The publication's tribute to its fallen colleagues features a bearded man who appears to represent God with a Kalashnikov rifle slung over his shoulder. He is accompanied by the text: “One year on: the assassin is still out there.”
One million copies of the issue have been printed and were available in newsagents from Wednesday, with tens of thousands having been sent to be sold overseas - including in the UK.
The five artists killed in last January's attacks have their work featured in this week's anniversary issue, marking 12 months to the day brothers since Chérif and Saïd Kouachi's slaughter.
New publishing director Laurent Sourisseau, who was present at the meeting that saw eight of his colleagues slayed and was seriously wounded himself, also penned a stinging editorial in defence of secularism.

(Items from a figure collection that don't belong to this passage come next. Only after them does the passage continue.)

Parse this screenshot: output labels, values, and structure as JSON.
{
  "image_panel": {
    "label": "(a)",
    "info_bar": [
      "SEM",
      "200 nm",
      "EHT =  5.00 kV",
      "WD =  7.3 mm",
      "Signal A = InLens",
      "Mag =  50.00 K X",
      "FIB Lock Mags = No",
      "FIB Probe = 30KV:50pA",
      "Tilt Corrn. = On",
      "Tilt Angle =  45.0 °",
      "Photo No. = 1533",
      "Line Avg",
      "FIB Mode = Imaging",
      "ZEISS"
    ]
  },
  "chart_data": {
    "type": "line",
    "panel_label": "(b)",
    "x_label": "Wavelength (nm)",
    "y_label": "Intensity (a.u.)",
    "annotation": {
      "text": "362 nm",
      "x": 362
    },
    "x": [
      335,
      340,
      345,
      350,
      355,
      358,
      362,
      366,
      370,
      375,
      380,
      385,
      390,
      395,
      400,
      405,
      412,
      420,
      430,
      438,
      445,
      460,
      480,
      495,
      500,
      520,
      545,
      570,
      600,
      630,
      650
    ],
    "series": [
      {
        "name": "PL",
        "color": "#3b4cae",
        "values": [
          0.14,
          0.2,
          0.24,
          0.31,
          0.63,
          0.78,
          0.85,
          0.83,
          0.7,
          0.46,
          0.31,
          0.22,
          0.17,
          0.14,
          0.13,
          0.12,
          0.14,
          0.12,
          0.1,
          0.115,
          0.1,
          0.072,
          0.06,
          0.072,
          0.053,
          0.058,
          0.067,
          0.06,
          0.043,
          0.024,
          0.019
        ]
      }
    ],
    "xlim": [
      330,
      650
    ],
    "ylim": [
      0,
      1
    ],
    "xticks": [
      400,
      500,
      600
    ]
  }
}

His comment piece ridicules “fanatics brutalised by the Koran” as well as figures from other faiths who hoped the magazine would cease publishing for “daring to laugh at the religious”.
In the aftermath of last year's attack, the publication was held up by campaigners and French Republic defenders as a symbol of freedom of expression, with many using the slogan 'Je Suis Charlie'.
A record-breaking 7.5 million copies of its first issue printed just a week after the magazine mourned its staff loses were sold.
Some staff have spoken out about how they feel 12 months on, with the magazine's financial director, Eric Portheault, saying he felt "alone" in the pursuit of religious and political satire.
"We feel terribly alone. We hoped that others would do satire too," he told AFP on Monday.
"No one wants to join us in this fight because it's dangerous. You can die doing it."